しかし高血圧になっても直ちに自覚できる症状は現れないことから、しばしば「サイレントキラー(沈黙の殺し屋)」と表現されます。
高血圧の状態が続くと血管が長期間張り詰めた状態に置かれるため、本来の弾力性を失って厚く硬くなる動脈硬化が起こります。
高血圧になると、脳や心臓を含む大小の血管でこの動脈硬化が起こってしまうのです。
動脈硬化は心臓では心筋梗塞や狭心症などの心不全を、脳では脳梗塞、脳出血、くも膜下出血などの脳卒中を、腎臓では腎硬化症や慢性腎不全などの腎臓病を引き起こします。

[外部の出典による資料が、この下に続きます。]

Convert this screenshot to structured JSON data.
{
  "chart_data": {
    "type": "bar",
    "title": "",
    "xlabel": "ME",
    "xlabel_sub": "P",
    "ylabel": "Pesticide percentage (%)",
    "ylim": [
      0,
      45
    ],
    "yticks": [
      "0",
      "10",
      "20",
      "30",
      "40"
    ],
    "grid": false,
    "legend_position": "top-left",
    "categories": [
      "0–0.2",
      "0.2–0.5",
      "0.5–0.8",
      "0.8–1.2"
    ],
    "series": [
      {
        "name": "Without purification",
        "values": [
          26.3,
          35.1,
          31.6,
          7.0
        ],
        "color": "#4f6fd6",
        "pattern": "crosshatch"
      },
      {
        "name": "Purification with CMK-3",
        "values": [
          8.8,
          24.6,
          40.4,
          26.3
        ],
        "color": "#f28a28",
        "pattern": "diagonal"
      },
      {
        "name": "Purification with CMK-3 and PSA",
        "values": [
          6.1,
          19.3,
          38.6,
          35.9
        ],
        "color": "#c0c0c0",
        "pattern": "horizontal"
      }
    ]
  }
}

これらはいずれも命に関わったり治療が難しかったりする危険な病気のため、高血圧を予防・改善することは健康にとって極めて重要です。
現在日本では4,300万人が高血圧で、そのうち3,100万人が血圧を適切にコントロールできていないとされています[3]。
また年齢と共に高血圧の方の割合は増加する傾向にあり、60代の男性では39.1%、女性では29.9%が高血圧の基準を超えています[4]。
【年代別の高血圧の割合】
年代 | 男性 | 女性 |
---|---|---|
20代 | 7.1% | 0.0% |
30代 | 6.3% | 3.3% |
40代 | 30.9% | 9.1% |
50代 | 38.9% | 19.7% |
60代 | 39.1% | 29.9% |
70代以上 | 36.6% | 42.8% |
多くの60代の方にとって、高血圧は自らの問題として対策すべき非常に身近な疾患だといえるでしょう。
3-2.低血圧の場合
低血圧は重大な生活習慣病などにはつながらないため、原則として治療が必要な病気だとは考えられていません。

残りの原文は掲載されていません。